Dépt. de Physiologie, Université de Montréal, 2960 Chemin de la Tour, Rm. 4141, Montreal, QC H3T 1J4, Canada.
Exp Brain Res. 2010 Jan;200(3-4):197-222. doi: 10.1007/s00221-009-2054-4.
The vestibular system is vital for motor control and spatial self-motion perception. Afferents from the otolith organs and the semicircular canals converge with optokinetic, somatosensory and motor-related signals in the vestibular nuclei, which are reciprocally interconnected with the vestibulocerebellar cortex and deep cerebellar nuclei. Here, we review the properties of the many cell types in the vestibular nuclei, as well as some fundamental computations implemented within this brainstem-cerebellar circuitry. These include the sensorimotor transformations for reflex generation, the neural computations for inertial motion estimation, the distinction between active and passive head movements, as well as the integration of vestibular and proprioceptive information for body motion estimation. A common theme in the solution to such computational problems is the concept of internal models and their neural implementation. Recent studies have shed new insights into important organizational principles that closely resemble those proposed for other sensorimotor systems, where their neural basis has often been more difficult to identify. As such, the vestibular system provides an excellent model to explore common neural processing strategies relevant both for reflexive and for goal-directed, voluntary movement as well as perception.

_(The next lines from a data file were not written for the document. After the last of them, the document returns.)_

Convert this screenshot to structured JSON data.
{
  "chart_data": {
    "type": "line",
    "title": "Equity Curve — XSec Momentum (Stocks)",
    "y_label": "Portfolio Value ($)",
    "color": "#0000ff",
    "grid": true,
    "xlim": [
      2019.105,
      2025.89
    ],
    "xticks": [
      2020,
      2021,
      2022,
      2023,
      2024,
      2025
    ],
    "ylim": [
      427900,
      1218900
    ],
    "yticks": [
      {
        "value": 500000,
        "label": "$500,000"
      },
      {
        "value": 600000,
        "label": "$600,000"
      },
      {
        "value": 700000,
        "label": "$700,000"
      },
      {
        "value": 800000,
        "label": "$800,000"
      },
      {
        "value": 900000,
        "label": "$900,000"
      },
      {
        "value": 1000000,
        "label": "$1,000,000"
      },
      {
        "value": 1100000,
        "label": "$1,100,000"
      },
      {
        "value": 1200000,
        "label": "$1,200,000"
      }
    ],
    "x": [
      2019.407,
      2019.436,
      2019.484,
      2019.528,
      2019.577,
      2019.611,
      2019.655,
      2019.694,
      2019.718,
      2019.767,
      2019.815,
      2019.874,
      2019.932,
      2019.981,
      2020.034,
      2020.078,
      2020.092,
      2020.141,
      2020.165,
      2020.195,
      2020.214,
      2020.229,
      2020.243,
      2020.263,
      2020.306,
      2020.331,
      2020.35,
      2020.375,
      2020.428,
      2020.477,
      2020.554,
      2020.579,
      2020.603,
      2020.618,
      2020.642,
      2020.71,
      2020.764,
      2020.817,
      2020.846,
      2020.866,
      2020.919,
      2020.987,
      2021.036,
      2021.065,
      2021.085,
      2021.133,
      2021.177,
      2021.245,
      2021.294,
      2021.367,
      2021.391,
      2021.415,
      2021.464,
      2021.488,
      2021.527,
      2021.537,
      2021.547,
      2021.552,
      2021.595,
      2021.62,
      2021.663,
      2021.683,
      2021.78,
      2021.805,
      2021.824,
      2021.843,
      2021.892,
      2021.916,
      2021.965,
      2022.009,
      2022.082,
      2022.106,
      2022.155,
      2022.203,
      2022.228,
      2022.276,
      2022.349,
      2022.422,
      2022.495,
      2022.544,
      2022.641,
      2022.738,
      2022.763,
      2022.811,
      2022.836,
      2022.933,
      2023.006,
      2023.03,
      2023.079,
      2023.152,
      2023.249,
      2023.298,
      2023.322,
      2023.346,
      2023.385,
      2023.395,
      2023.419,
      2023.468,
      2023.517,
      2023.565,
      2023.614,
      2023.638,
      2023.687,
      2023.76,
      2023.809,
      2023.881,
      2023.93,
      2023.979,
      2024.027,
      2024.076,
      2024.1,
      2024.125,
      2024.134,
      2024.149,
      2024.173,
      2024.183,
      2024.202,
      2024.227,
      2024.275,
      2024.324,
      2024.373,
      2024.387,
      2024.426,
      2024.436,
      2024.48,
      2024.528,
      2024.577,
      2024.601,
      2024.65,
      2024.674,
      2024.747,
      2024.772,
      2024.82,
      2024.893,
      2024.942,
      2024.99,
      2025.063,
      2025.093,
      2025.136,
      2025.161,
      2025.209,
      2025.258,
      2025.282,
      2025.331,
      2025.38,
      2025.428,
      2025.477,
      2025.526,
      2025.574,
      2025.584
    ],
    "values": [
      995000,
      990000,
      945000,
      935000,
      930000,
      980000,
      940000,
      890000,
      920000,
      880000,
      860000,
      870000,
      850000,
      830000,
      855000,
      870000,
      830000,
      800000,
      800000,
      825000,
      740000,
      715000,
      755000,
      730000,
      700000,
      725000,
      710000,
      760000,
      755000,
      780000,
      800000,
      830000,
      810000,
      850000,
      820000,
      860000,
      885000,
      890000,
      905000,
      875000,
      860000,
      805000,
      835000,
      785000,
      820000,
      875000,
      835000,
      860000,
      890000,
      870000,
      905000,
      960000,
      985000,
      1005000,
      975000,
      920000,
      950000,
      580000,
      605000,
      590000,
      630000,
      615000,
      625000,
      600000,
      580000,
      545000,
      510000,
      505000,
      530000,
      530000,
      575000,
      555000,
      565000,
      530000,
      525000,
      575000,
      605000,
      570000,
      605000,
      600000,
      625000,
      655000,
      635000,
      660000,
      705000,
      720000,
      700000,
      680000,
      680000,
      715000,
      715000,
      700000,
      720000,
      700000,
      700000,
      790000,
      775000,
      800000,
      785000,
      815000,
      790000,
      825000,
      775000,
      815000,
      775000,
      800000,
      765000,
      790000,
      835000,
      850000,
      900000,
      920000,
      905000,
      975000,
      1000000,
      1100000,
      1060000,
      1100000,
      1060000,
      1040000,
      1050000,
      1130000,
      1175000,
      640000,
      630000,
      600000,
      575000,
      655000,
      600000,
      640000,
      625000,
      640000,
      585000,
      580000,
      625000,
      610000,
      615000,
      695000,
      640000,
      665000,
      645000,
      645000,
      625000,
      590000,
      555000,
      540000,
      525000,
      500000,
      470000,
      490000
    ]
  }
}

前庭系统对于运动控制和空间自身运动感知至关重要。来自耳石器官和半规管的传入神经与视动、躯体感觉和运动相关信号在前庭核中汇聚,前庭核与前庭小脑皮质和深部小脑核相互联系。在这里,我们回顾了前庭核中许多细胞类型的特性,以及该脑干小脑回路中实现的一些基本计算。这些包括用于反射生成的感觉运动转换、用于惯性运动估计的神经计算、主动和被动头部运动的区分,以及用于身体运动估计的前庭和本体感觉信息的整合。解决这些计算问题的一个共同主题是内部模型的概念及其神经实现。最近的研究为解决这些计算问题提供了新的见解,这些问题与其他感觉运动系统中提出的组织原则非常相似,而这些系统的神经基础通常更难确定。因此,前庭系统为探索与反射性和目标导向的、自愿运动以及感知相关的共同神经处理策略提供了一个极好的模型。